La circonstance que la société Campus Privé d'Alsace ne justifie pas avoir satisfait à son obligation d 'information et de conseil préalablement à l'inscription de Monsieur P. n'est pas déterminante dans l'appréciation d'un motif légitime et impérieux dans la mesure où l'intéressé n'explique ni ne justifie en quoi le manquement à cette obligation aurait causé un préjudice à sa formation et in fine, à l'obtention de son diplôme.
En revanche, il est constant que l'établissement d'ostéopathie, partie appelante, s'est vu retirer l'agrément du ministre chargé de la santé à compter du mois de juillet 2015 jusqu'au mois de septembre 2016, alors que l'article 75 de la loi du 12 février 2012 dispose que l'usage professionnel du titre d'ostéopathe est réservé aux personnes titulaires d'un diplôme sanctionnant une formation spécifique à l'ostéopathie, délivrée par un établissement de formation agréé par le ministre chargé de la santé dans des conditions fixées par décret.

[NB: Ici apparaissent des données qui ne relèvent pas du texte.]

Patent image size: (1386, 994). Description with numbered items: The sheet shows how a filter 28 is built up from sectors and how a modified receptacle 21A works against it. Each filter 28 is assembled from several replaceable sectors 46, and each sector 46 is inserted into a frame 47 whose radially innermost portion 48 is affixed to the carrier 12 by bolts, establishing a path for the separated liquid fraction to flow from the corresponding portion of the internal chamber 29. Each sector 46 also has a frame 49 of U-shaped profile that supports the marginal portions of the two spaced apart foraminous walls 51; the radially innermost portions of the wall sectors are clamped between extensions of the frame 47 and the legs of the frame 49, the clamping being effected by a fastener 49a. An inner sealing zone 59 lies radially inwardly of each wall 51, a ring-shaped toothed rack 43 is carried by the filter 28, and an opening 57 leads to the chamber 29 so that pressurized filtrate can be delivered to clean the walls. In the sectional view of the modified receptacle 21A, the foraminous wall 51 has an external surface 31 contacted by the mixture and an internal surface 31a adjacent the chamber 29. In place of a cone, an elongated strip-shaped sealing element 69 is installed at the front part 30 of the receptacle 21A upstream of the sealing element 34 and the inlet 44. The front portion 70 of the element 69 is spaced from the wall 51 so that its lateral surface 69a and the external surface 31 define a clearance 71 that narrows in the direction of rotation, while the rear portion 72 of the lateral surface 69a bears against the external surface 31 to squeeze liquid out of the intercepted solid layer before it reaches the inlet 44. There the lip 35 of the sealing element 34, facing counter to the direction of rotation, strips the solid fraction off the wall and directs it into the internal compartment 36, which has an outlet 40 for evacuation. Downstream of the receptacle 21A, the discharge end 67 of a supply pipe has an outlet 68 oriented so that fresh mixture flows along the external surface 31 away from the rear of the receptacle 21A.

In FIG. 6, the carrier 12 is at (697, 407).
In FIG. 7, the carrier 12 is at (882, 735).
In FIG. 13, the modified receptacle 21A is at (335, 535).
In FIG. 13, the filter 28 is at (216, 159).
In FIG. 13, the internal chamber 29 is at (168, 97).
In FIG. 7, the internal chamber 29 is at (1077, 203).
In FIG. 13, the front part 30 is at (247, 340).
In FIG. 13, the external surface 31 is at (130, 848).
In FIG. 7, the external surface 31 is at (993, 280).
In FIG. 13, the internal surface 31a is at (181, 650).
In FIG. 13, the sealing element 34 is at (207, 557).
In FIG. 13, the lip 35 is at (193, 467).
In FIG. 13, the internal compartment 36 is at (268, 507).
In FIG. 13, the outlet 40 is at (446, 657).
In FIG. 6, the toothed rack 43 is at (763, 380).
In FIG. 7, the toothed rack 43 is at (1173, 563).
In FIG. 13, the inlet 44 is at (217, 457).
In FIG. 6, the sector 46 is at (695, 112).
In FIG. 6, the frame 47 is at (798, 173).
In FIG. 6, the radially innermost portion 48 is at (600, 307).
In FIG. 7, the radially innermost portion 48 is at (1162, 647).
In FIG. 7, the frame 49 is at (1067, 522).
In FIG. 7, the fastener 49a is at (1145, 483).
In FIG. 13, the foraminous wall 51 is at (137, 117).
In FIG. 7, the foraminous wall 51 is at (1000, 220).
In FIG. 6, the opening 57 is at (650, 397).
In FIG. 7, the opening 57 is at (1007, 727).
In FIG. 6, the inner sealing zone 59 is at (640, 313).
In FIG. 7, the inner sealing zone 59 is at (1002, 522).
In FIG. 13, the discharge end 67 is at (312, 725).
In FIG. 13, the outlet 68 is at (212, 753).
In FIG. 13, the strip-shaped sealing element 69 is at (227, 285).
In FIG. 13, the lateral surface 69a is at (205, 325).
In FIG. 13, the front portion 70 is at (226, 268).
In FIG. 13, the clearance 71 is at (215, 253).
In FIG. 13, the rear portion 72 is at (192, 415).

Il est également constant qu'il a fait connaître cette circonstance aux étudiants le 9 juillet 2015 et que M. P. a confirmé son inscription par écrit signé le 27 juillet 2015.
Pour autant, il est constant que l'établissement d'enseignement litigieux a, dès le mois de mai 2016, recouvré son agrément. Or, il n'est pas soutenu que l'absence d 'agrément de l'établissement durant la deuxième année de scolarité aurait, in fine, fait perdre aux élèves le bénéfice du diplôme d'ostéopathe.
M. P. invoque enfin un contenu pédagogique insuffisant mais ne rapporte pas la preuve de ses allégations, le seul mail adressé à une date d'ailleurs indéterminée par Juliette L., qui était, selon la partie intimée, déléguée de classe, étant notoirement insuffisant à cet égard.
Il suit de l'ensemble de ces énonciations que Monsieur P. ne rapporte pas la preuve d'un motif légitime et impérieux de résiliation de la convention qu'il a souscrite ni de l'inexécution par l'école de ses engagements.
Il en résulte que la demande en paiement de la somme de 7800 correspondant aux frais propres à la troisième année de formation doit être accueillie.
La décision déférée sera donc infirmée en ce sens.
Sur les dépens et l'article 700 du Code de procédure civile
Les dispositions du jugement déféré s'agissant des dépens et de l'article 700 du Code de procédure seront infirmées.
Partie perdante, M. P. sera condamné aux dépens de première instance et d'appel conformément aux dispositions de l'article 696 du Code de procédure civile et débouté de sa demande au titre de l'article 700 du même Code.
Il sera fait droit à la demande de la partie appelante au titre des dispositions de l'article 700 du même Code à hauteur de la somme de 1000 .
Par ces motifs LA COUR, Statuant publiquement et contradictoirement, Rejette la fin de non-recevoir ; Rectifie le jugement déféré en ce que le défendeur est Monsieur Yoan P. et non Joan P. ; Confirme la décision déférée en ce qu'elle a dit l'article 4 des conditions générales d'inscription du contrat conclu entre les parties abusif et en ce qu'elle a déclaré de ce chef cette clause non écrite ; L'infirme pour le surplus et statuant à nouveau dans cette seule limite ; Condamne Monsieur Yoan P. payer à la société Campus Privé d'Alsace la somme de 7800 (sept mille huit cents euros) avec intérêts au taux légal à compter de la date de l'assignation devant le tribunal d'instance ; Déboute Monsieur Yoan P. de sa demande tendant à voir dire qu'il justifie d'un motif légitime et impérieux de résiliation et de ses demandes au titre de l'article 700 du Code de procédure civile ; Condamne Monsieur Yoan P. à payer à la société Campus Privé d'Alsace la somme de 1000 (mille euros) au titre de l'article 700 du Code de procédure civile pour les frais irrépétibles de première instance et d'appel ; Condamne Monsieur Yoan P. aux dépens de première instance et d'appel.